FX data analytics: banks’ new frontier
Banks cannot afford to ignore the potential value of using insights from data analytics to personalize their FX services.
For example, tailored pricing based on a variety of data analytics can result in greater trade flows and enhanced profits.
Based on historical behaviour and related to different criteria, such as product or currency, these analytics can help provide answers about a client’s previous trading history and whether it is following an upward or downward trend.
Last year, Deutsche Bank announced it was partnering with FX exposure management solutions provider FiREapps to enable the bank to offer data analytics to its corporate clients.
The solution offered analysis of corporates operational data, working within the enterprise data systems and processes to aggregate, validate and analyse underlying exposure data.
Deutsche declined to comment on how this service impacts its FX offering.
New products require discussion by committees, rigorous compliance processes – it becomes a multi-headed beast
Nigel Farmer, solutions director, capital markets at Software AG, explains that analytics can identify the conversion rate to executed trades and establish if it is increasing or decreasing, providing information on whether the client trades when the market moves and how close to the bid/offer banks need to be to turn a request for quote into a trade.
“The same analytics can also demonstrate the profit/loss profile on the trading or hedging of clients’ trades,” adds Farmer. “However, the high volume and frequency of trading on the FX markets means that these analytics need to be accurate, current and streamed in real time.”
According to Duncan Ash, senior director, global financial services at Qlik, all banks offer bespoke FX products and services to their customers to some extent.
“The more sophisticated are using analytical insights derived from data to make sure that those products are priced attractively to customers, but are also well-balanced from a risk perspective,” he says.
“It is easy to offer competitive pricing, although it requires much more skill to do this in a way that doesn’t present a greater risk profile to the bank.

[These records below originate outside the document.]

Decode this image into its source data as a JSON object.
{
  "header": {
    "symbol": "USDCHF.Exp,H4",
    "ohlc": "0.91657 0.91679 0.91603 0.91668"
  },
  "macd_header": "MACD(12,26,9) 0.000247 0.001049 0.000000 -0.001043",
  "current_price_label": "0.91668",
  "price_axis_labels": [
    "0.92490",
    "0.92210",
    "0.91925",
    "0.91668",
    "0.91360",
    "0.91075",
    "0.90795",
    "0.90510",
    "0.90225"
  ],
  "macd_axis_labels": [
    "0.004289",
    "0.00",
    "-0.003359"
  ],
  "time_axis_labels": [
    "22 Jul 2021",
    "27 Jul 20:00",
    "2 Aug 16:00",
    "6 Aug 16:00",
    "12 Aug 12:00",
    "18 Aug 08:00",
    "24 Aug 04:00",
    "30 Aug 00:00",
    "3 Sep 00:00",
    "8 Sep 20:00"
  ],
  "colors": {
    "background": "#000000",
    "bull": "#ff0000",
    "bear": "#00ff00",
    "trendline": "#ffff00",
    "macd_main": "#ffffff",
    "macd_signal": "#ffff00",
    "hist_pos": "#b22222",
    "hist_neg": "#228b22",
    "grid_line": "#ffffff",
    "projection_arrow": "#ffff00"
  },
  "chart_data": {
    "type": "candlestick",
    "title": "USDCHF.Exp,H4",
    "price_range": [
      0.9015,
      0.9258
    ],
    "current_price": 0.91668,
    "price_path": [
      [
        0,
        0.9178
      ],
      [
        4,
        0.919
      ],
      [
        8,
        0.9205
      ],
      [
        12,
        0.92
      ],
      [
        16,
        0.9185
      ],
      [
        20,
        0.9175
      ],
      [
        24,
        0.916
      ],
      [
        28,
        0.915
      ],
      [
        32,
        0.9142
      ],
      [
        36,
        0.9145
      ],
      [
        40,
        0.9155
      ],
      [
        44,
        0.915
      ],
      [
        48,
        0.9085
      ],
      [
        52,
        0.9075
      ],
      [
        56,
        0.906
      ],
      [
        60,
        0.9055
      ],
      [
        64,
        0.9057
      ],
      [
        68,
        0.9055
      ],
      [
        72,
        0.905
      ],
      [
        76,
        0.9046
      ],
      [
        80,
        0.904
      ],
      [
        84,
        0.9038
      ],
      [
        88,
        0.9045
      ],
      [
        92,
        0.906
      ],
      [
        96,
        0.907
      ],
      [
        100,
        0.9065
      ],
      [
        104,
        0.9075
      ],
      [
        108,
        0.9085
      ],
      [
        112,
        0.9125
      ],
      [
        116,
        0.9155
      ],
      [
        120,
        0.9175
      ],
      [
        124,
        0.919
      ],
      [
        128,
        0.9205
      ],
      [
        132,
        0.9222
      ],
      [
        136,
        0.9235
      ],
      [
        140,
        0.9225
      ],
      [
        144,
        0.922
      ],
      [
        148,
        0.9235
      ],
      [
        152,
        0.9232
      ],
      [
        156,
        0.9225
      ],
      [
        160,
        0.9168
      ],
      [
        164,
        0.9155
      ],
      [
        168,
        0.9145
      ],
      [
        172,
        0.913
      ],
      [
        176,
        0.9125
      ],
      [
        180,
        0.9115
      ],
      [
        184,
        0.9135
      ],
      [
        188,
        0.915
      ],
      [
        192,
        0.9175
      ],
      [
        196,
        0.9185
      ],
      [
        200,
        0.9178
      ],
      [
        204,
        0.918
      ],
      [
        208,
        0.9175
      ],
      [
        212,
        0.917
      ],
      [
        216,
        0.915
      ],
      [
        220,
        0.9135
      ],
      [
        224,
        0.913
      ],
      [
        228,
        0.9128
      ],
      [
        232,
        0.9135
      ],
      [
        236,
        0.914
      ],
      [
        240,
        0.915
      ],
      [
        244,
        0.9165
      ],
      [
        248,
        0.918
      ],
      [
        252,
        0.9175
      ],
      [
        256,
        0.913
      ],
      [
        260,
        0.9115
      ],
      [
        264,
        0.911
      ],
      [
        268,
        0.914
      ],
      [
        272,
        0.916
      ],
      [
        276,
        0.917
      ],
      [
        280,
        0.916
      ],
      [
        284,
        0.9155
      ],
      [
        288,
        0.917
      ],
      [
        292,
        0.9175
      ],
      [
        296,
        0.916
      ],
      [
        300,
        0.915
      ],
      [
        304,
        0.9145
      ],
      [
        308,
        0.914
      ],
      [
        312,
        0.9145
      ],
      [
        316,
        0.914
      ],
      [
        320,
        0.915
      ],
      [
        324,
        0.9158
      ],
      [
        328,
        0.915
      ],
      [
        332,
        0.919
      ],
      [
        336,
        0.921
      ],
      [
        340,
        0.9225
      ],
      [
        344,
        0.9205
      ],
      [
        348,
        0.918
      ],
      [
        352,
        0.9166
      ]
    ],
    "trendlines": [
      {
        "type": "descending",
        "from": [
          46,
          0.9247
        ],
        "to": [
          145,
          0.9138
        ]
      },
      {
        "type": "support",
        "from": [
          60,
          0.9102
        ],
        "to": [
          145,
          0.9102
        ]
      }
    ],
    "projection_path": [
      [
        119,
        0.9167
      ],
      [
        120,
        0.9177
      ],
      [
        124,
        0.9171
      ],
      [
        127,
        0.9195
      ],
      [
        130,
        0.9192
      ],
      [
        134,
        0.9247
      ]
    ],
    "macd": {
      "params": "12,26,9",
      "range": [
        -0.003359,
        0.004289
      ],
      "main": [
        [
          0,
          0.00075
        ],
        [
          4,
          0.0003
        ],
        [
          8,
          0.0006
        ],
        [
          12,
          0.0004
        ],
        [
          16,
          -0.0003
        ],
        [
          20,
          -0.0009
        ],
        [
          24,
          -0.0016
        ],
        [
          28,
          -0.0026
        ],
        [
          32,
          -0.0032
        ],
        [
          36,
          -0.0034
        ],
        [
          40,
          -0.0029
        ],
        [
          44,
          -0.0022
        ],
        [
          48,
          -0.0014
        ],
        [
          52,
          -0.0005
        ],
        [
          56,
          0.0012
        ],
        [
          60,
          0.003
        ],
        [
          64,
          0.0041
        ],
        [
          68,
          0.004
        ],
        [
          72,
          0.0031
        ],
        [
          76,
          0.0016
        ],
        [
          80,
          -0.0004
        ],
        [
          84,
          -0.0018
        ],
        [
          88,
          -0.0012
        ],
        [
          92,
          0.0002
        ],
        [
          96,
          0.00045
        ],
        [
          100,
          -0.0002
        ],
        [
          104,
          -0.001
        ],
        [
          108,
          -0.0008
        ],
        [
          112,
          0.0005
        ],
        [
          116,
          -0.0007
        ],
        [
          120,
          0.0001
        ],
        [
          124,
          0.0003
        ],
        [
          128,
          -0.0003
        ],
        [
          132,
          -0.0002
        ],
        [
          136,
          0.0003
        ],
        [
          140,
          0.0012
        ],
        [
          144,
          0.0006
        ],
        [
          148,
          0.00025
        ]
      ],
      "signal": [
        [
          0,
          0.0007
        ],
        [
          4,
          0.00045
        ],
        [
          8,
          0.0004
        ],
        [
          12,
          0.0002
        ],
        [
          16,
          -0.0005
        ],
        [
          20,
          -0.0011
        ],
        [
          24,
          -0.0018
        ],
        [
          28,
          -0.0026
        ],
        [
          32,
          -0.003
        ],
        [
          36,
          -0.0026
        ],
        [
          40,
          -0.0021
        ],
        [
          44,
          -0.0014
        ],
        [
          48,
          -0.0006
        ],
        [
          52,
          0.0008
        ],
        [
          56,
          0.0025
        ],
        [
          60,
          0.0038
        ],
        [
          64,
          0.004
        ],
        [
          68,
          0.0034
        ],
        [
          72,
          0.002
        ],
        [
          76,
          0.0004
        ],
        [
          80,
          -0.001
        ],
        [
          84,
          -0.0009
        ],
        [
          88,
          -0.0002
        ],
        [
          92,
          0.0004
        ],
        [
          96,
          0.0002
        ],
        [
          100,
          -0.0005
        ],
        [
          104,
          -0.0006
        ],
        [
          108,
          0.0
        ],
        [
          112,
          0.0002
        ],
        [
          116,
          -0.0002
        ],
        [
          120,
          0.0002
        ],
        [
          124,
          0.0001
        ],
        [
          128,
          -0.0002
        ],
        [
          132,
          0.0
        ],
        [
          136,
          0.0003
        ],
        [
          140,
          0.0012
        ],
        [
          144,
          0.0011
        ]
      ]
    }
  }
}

Risk-adjusted pricing is one of the major benefits of using a data-driven approach to pricing.”
Using traditional analytics and business intelligence tools, Ash says it might have taken between 12 and 18 months to implement the necessary systems, which proved a deterrent for some banks. The resources required in terms of both software and manpower, and the necessity for business processes to change to work around the software, were further reasons for reticence.
He suggests the cost of implementation is no longer prohibitive.
“By adopting a modern approach to visual analytics, a customer could have a prototype running in a couple of weeks and be in production in less than months,” says Ash. “It is not disruptive and can be delivered with a much smaller team.”
Banks looking to personalize services in FX need to be able to identify behavioural markers such as strong purchasing patterns, which will allow them to offer denominated accounts or currency offers, explains Vincent Kilcoyne, capital markets lead, SAS UK & Ireland.
“However, one of the biggest obstacles to a personalized product approach is not knowledge of the customer – it is the agility required to create new products,” he says.
“New products require discussion by committees, rigorous compliance processes – it becomes a multi-headed beast. More realistic for most banks is the ability to offer existing products, in response to the behaviours they observe in customers.”
Kilcoyne accepts that implementation times for personalization projects vary depending on how data-ready the bank is. The starting point is a single view of the customer, and data quality is the biggest impediment to this, so banks need to ensure customer data is of a good enough quality to begin drawing insights.
He observes that implementing real-time analytics for personalization can have a number of quick wins and multiple implementations can be put in place to be scaled up at a later date.
“Integrating data from phone calls and emails can have huge benefits in terms of understanding customer preferences,” says Kilcoyne. “Implementation can be rapid, but adjustment can take more time. Introducing newer, more disruptive thought processes requires a change of mindset.”
Trying to re-engineer old storage, mining and management technologies to achieve this kind of insight can be hugely expensive, adds Kilcoyne.
“New technologies make rapid processing, storage and incorporation of unstructured data much faster and cost attractive, although some organizations view the adoption of these new technologies as a huge learning curve,” he concludes.